Melalui kebijakan ini, proses penyelesaian ditargetkan maksimal 10 hari kerja guna memberikan kepastian layanan sekaligus menghapus ketidakpastian yang selama ini banyak dikeluhkan masyarakat.
“Tanggal 17 Agustus nanti kita akan mulai pilot project di 15 Kantor Pertanahan untuk layanan Peralihan Hak atau balik nama. Targetnya, prosesnya selesai paling lama 10 hari,” ungkap Menteri ATR/Kepala BPN, Nusron Wahid, dikutip dari Kompas, Selasa (4/8).
Baca Juga: Menteri ATR/BPN Wacanakan Kewajiban Daftar Ulang Sertifikat Tanah 1961-1997!
Target penyelesaian maksimal 10 hari kerja itu mencakup seluruh tahapan layanan, yakni verifikasi Bea Perolehan Hak atas Tanah dan Bangunan (BPHTB) oleh pemerintah daerah selama tiga hari, pembuatan Akta Jual Beli (AJB) oleh PPAT dua hari, serta proses administrasi di Kantor Pertanahan selama lima hari.
Untuk menjamin pelaksanaannya, kementerian juga memperketat pengawasan terhadap kepatuhan Standar Operasional Prosedur (SOP). Pegawai yang berulang kali melanggar akan dikenai sanksi bertahap mulai dari surat peringatan, mutasi, hingga pemberhentian.

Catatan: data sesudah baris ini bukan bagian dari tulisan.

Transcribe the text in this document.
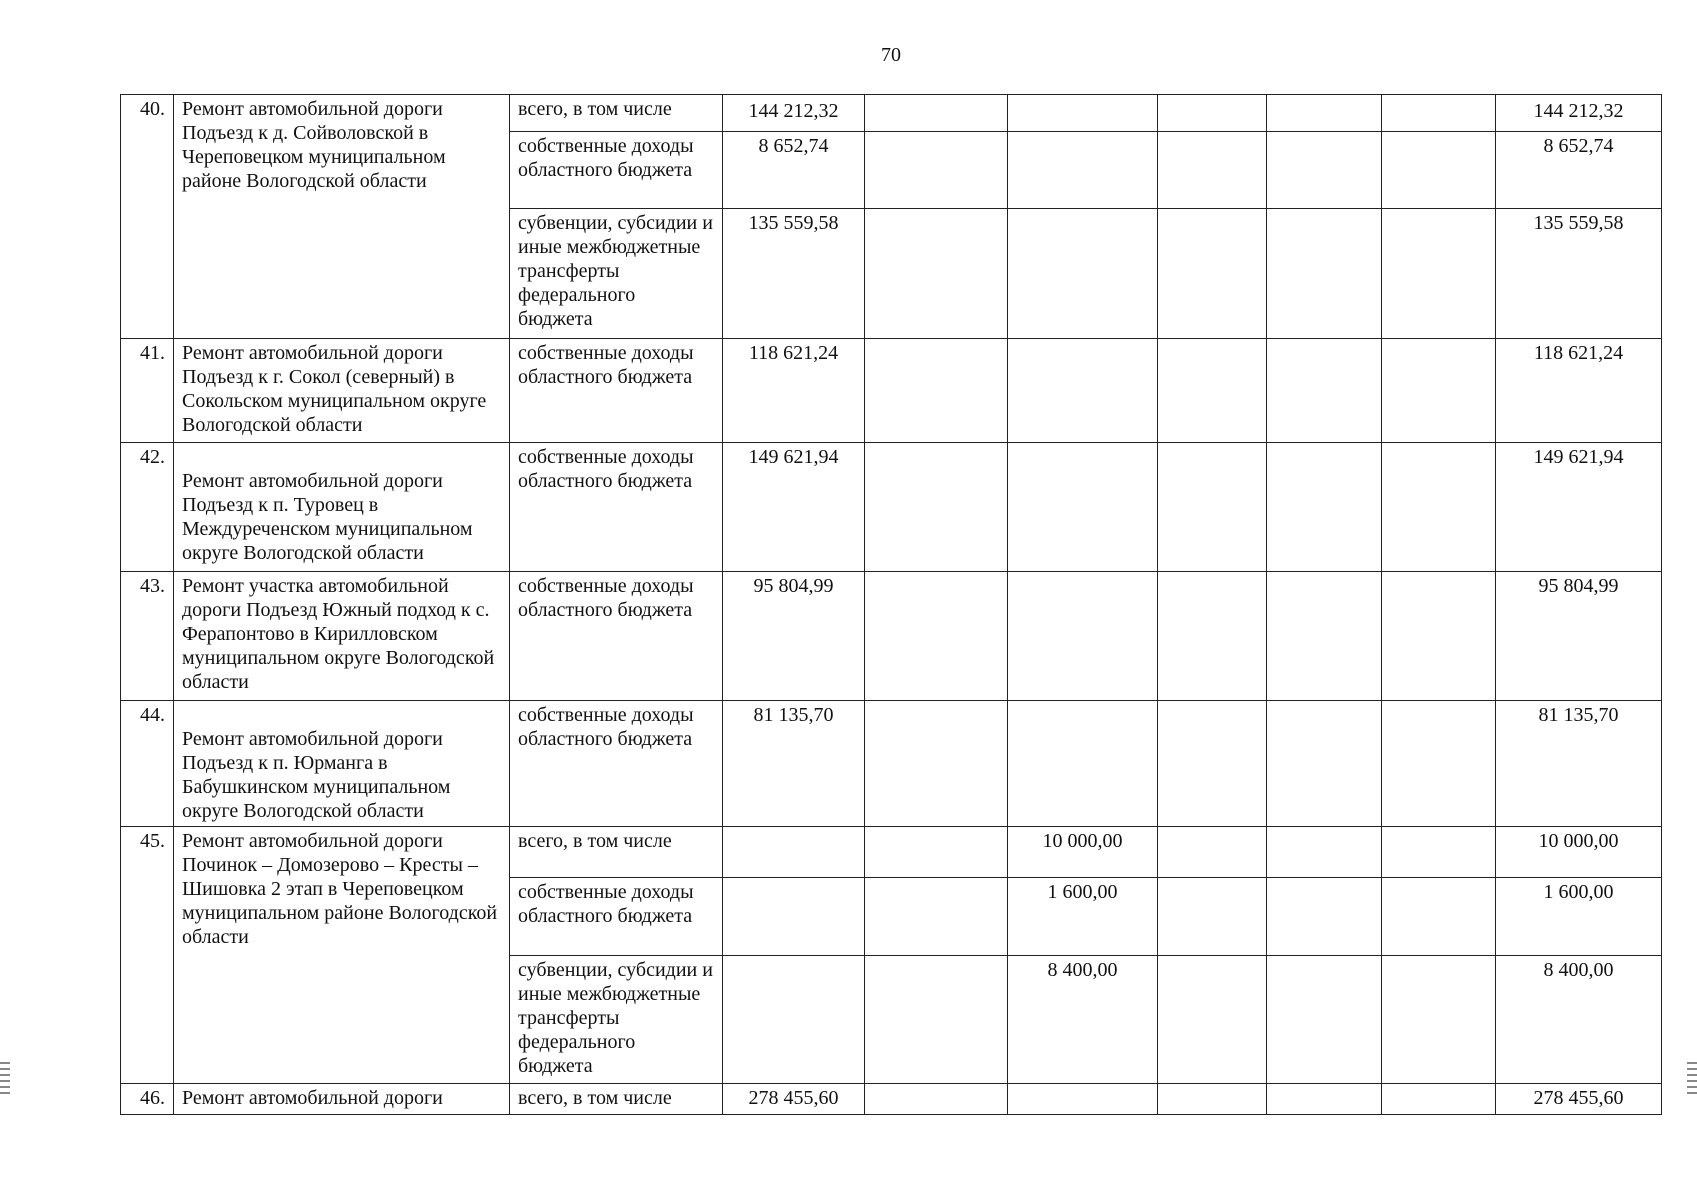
70
40.	Ремонт автомобильной дороги Подъезд к д. Сойволовской в Череповецком муниципальном районе Вологодской области	всего, в том числе	144 212,32						144 212,32
		собственные доходы областного бюджета	8 652,74						8 652,74
		субвенции, субсидии и иные межбюджетные трансферты федерального бюджета	135 559,58						135 559,58
41.	Ремонт автомобильной дороги Подъезд к г. Сокол (северный) в Сокольском муниципальном округе Вологодской области	собственные доходы областного бюджета	118 621,24						118 621,24
42.	Ремонт автомобильной дороги Подъезд к п. Туровец в Междуреченском муниципальном округе Вологодской области	собственные доходы областного бюджета	149 621,94						149 621,94
43.	Ремонт участка автомобильной дороги Подъезд Южный подход к с. Ферапонтово в Кирилловском муниципальном округе Вологодской области	собственные доходы областного бюджета	95 804,99						95 804,99
44.	Ремонт автомобильной дороги Подъезд к п. Юрманга в Бабушкинском муниципальном округе Вологодской области	собственные доходы областного бюджета	81 135,70						81 135,70
45.	Ремонт автомобильной дороги Починок – Домозерово – Кресты – Шишовка 2 этап в Череповецком муниципальном районе Вологодской области	всего, в том числе			10 000,00				10 000,00
		собственные доходы областного бюджета			1 600,00				1 600,00
		субвенции, субсидии и иные межбюджетные трансферты федерального бюджета			8 400,00				8 400,00
46.	Ремонт автомобильной дороги	всего, в том числе	278 455,60						278 455,60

“Kalau pelanggaran SOP terus berulang, tentu ada sanksinya. Mulai dari SP1, SP2, SP3, dipindahkan ke kantor yang lebih kecil, sampai akhirnya dikenai disiplin berat berupa pemberhentian apabila tetap tidak memperbaiki kinerjanya,” tuturnya.
Transformasi layanan ini merupakan bagian dari upaya Kementerian ATR/BPN meningkatkan kualitas pelayanan pertanahan melalui kepastian waktu penyelesaian.
Sebelumnya, kementerian juga telah menetapkan standar baru untuk layanan pengukuran bidang tanah dengan target maksimal tujuh hari di ratusan kantor pertanahan, sehingga masyarakat memperoleh kepastian sejak pengajuan hingga proses layanan selesai.
“Kami ingin pelayanan pertanahan benar-benar memberikan kepastian kepada masyarakat. Kalau ada keterlambatan, penyebabnya harus bisa diketahui sehingga bisa segera diperbaiki,” jelas Nusron.